Lt. Gov. Josh Tenorio, who chairs the IBTF, said they’ll also consult with the Mayors Council because of a crime that occurred months ago to a minor who was assaulted and the assailant had been hiding in a derelict structure.

“In addition to the commercial sites, I know that there are examples of long-standing derelict structures that are a public health hazard that mayors have identified. So perhaps the mayors can submit the list of derelict properties so that the research can be done,” Tenorio said.

According to Arriola, the Department of Public Health and Social Services will also play a big part.

“They work with us in making the call of who we send out notices of violation to. That’s what the division of environmental health does,” Arriola said.

The lieutenant governor also ordered Guam Environmental Protection Agency to work on the project as well.

“Legally, these derelict buildings may also have some other environmental issues. That might be another regulatory aspect for them and then we’ll get public health on board with you as well,” Tenorio said.

The Guam Visitors Bureau earlier said it plans to call out “negligent” property owners in Tumon who have stopped developing or completely abandoned their properties.

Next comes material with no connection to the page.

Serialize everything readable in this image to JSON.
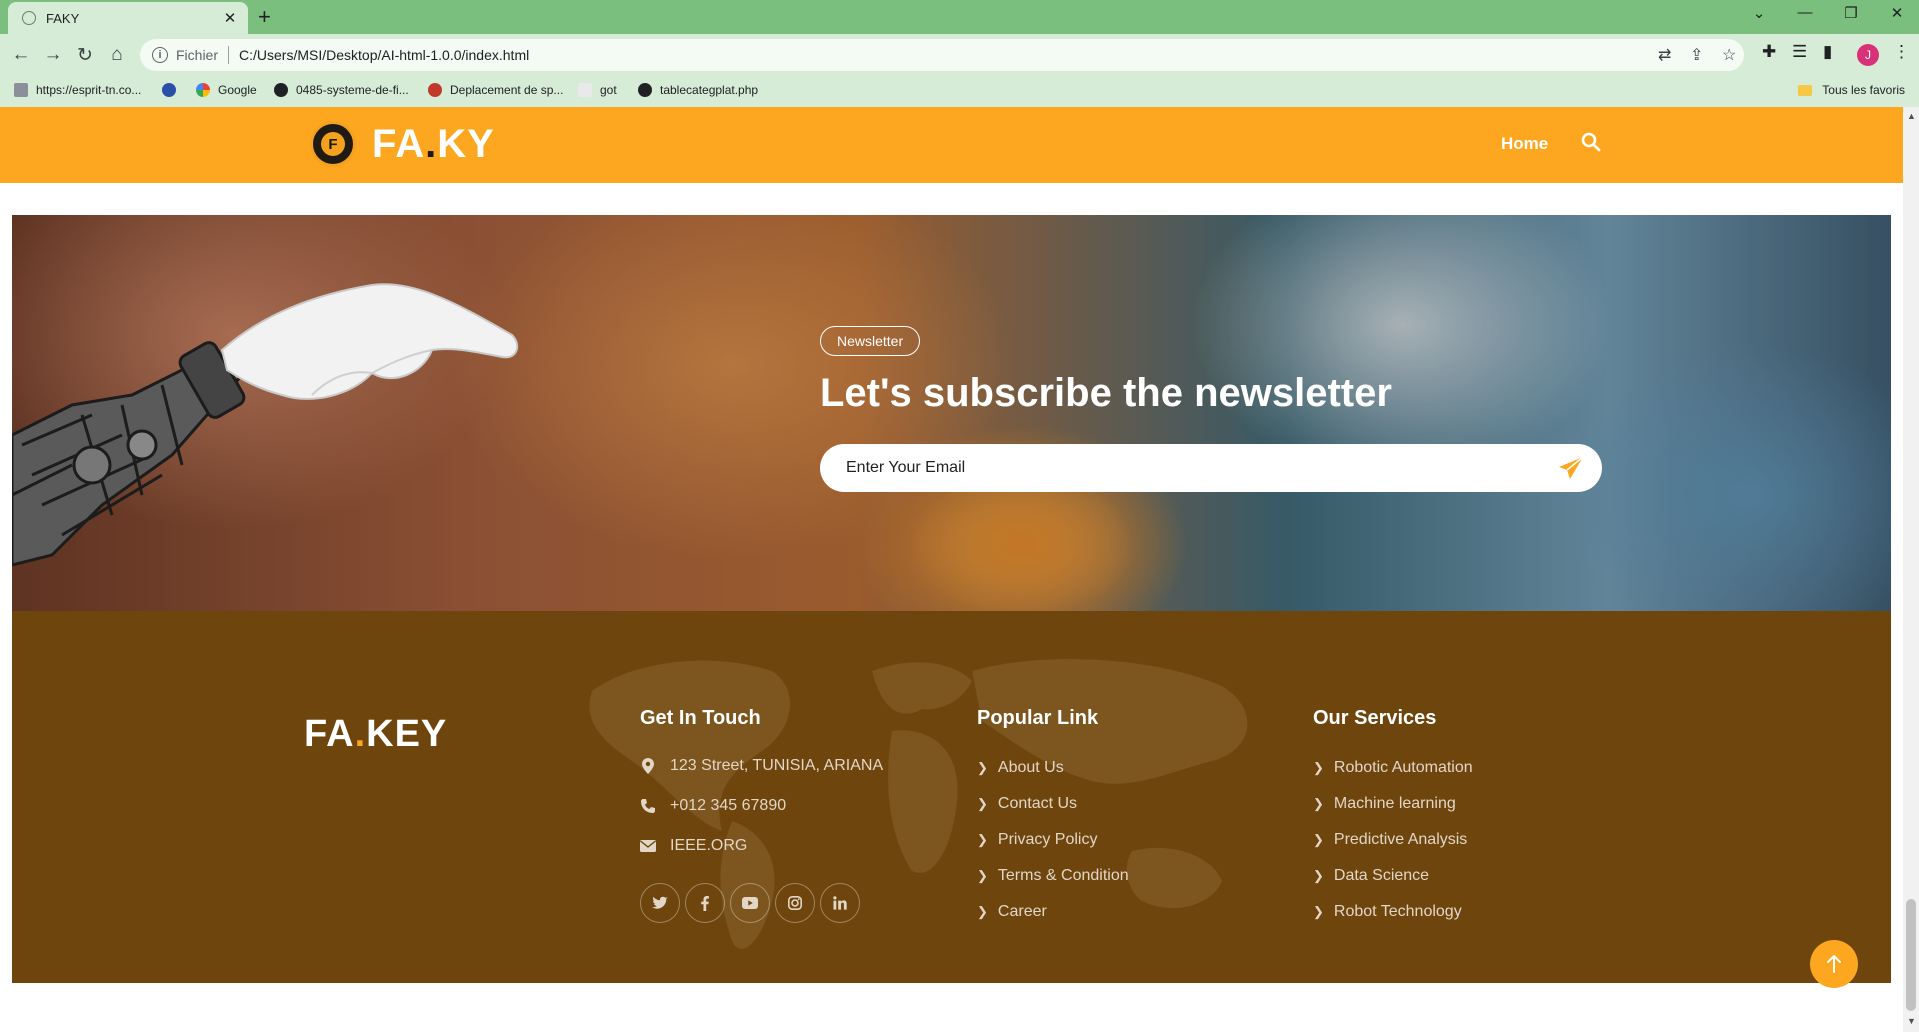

According to GVB, these properties are now being used by the homeless and have become eyesores in the island’s primary tourist district.

Sam Shinohara, a member of GVB’s destination management committee, said the homeless population is “sequestering themselves” in abandoned buildings.

Shinohara also said these neglected properties and facilities are not being adequately maintained up to existing codes.

“And that certainly needs to be addressed from a health and safety point of view,” Shinohara said.